UR’s juggling club, Strong Jugglers, held their 11th Annual Fire Show this past Friday night during Meliora Weekend. I sat down with the club’s co-president, junior Regan Collins, the night before to learn more about the club and how they prepared for this event.

The Strong Jugglers were formed back in 1995 and often went to Strong Hospital to juggle for children staying there and teach them some tricks. The Jugglers haven’t been to the hospital in recent years due to COVID-19, but Regan hopes they can return once regulations are loosened.

She first joined the club in her first year after watching their fire juggling event at Party on the Quad and then later practicing on Wilson Quad where she was recruited by the then-president. Regan had no previous juggling experience, which she says is very common among new members.

Due to the pandemic, the Jugglers haven’t had many opportunities to perform events or practice together. They’ve had to spend a lot of time practicing for their Meliora Weekend event the past month and as Regan said, “There’s definitely a learning curve. It’ll take you a hot second to get back into it. No pun intended.”

Aaron Goldin (’20) performing at this past weekend’s show.

When asked about her own personal experience juggling with dangerous elements, Regan remarked, “Fire was definitely a much bigger mental block for me. My initial reaction was to lean away from the fire. But once you get past the mental block, you can form a rhythm, and it gets easier. You do always have to be careful and be conscious of the fact that you’re juggling knives and fire.”

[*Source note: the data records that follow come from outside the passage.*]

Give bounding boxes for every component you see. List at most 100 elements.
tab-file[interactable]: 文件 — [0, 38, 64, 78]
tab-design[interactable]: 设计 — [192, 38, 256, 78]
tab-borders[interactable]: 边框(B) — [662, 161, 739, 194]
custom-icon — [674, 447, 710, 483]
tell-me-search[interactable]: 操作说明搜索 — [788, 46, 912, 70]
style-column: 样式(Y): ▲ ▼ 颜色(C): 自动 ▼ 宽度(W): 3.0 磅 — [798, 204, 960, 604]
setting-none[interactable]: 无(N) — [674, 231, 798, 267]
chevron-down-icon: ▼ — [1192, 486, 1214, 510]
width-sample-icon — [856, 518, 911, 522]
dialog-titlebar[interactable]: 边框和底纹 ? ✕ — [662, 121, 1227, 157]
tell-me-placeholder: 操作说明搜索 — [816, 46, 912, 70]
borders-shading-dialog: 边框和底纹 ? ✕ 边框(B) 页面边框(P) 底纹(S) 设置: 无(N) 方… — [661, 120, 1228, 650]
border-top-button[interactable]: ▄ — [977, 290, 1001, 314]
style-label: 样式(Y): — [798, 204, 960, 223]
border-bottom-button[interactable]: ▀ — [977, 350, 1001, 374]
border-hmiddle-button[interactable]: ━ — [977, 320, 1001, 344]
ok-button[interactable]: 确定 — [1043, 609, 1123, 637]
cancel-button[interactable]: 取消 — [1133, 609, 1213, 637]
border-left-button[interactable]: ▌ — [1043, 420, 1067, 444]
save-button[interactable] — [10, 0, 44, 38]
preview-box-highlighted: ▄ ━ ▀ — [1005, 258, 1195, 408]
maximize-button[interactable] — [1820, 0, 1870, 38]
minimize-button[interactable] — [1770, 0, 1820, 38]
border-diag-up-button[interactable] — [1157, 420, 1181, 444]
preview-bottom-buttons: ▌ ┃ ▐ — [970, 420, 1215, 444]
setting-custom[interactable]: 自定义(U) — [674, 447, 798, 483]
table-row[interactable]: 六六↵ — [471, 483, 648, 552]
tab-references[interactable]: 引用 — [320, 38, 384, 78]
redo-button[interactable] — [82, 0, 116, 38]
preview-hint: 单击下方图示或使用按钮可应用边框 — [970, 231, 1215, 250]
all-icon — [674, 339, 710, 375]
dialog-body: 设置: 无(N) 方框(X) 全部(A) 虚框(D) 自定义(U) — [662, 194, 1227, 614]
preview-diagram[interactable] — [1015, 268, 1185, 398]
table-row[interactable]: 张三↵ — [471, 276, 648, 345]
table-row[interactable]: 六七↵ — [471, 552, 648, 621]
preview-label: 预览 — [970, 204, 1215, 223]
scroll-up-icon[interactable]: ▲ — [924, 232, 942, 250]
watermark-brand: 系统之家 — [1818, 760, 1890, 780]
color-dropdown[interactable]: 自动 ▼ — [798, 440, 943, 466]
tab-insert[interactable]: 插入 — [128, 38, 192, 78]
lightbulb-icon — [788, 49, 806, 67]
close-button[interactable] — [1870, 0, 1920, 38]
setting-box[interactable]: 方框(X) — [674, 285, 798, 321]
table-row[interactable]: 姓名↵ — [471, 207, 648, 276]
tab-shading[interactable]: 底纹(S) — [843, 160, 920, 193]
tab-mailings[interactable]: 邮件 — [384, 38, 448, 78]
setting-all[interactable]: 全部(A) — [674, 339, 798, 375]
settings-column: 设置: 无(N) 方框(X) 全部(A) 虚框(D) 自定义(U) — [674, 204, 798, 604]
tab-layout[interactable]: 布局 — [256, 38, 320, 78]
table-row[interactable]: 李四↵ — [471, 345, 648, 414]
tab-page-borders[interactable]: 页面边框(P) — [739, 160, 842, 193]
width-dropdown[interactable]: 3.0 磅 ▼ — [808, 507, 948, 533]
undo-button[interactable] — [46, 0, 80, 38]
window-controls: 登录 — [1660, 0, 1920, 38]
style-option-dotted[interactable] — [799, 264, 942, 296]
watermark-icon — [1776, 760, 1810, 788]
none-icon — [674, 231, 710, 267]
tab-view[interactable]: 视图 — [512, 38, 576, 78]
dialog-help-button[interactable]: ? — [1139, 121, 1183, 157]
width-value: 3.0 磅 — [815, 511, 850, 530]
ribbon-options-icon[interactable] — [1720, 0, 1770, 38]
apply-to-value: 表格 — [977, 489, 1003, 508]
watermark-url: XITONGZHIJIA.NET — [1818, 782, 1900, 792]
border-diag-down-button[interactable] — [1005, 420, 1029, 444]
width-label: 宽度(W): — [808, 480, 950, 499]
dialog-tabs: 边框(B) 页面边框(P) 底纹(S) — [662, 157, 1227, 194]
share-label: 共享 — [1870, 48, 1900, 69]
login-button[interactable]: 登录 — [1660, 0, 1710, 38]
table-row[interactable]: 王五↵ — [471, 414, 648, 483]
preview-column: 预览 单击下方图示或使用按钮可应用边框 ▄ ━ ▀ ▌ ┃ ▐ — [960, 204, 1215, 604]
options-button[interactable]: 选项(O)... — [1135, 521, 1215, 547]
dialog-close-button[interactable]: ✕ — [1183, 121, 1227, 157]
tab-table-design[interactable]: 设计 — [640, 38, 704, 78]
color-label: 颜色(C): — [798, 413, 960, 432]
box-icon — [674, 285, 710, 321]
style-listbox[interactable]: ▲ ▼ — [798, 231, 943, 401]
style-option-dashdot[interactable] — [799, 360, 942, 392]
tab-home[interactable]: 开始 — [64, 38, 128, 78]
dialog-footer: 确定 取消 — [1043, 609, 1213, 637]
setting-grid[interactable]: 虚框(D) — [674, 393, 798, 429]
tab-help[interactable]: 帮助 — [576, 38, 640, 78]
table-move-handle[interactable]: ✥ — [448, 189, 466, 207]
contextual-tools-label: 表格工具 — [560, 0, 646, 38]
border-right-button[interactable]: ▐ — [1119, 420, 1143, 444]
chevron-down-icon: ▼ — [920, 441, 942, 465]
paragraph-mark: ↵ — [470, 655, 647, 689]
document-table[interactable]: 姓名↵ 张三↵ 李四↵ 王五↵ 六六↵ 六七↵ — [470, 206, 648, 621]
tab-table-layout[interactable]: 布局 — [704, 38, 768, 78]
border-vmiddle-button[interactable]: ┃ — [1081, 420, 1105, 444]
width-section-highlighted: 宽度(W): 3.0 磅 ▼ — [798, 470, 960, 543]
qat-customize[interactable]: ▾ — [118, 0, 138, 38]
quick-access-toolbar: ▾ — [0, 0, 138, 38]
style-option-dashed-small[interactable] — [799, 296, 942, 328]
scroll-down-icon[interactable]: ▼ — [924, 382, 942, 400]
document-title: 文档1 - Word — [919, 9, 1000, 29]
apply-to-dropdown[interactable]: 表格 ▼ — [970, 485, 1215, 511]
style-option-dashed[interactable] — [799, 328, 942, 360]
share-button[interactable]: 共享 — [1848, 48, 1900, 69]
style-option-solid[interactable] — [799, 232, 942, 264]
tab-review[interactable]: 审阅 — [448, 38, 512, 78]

She told me that the most dangerous part of the torch is not the fire itself but rather the metal rod connecting the rubber handle to the wick because it gets very hot. It’s risky when juggling fire in the dark because you can get blinded by the fire and can’t see the handle.

In response to her thoughts about the upcoming performance, Regan said that she’s excited, especially since a lot of their alums are coming back, but is also a little nervous since this is their first big performance since COVID-19 hit. “We have a lot of really talented people in the club who work really hard to learn new tricks. They’re all really dedicated,” she said.

The performance itself began shortly after 8:00 p.m. on the steps in front of the clock tower. At first, the speaker wouldn’t work, so the juggling began without their soundtrack, but it didn’t take long for the problem to be fixed and a fire-themed playlist to start up. Hits included the aptly named “We Didn’t Start the Fire” and “Girl on Fire.”

Along with the fire-related bops were a whole range of fire-related props, including the standard torches, two fireballs on chains, and a hula hoop. There were also some light-up balls, rings, hula hoops, and long batons. Bright yellow caution tape kept the audience at a (relatively) safe distance, although there were a few close calls with some dropped torches. While jugglers often started off by dropping some torches (better than catching the wrong end!), you could tell when they got into a rhythm.

The jugglers were cheered on by the crowd and most notably by a person working the snack stand on the plaza behind them, who yelled out encouraging statements, such as “You got this sis!” “Yes ma’am!” and even “I’m gonna marry this man!” while slamming the table in applause.

My favorite props were definitely the fire hula hoop, a prop Regan said once caught her hair on fire, and the swinging fire balls on chains. These made for very fun photos when using a slow shutter speed to create long streaks of fire. I was especially impressed when two or three jugglers would attempt to juggle the torches with each other. That’s some serious team trust!
Compared to the props with fire, the LED props didn’t have the same “wow” factor, but they were a good way to break up the performance and also provided some fun photo opportunities. Moreover, the LED juggling showcased the extent of the jugglers’ technical skill, as a plethora of tricks were performed, and the props were dropped far less often than the fire.

I followed up with Regan after the event, and she told me that she thought the event went “very well!” and “according to the alums present, that was the largest and most sustained crowd in their memory!” She said, “Most people just stop by for a few minutes, but we kept a lot of people the entire time.

“I’m super proud of everyone who got up to perform.”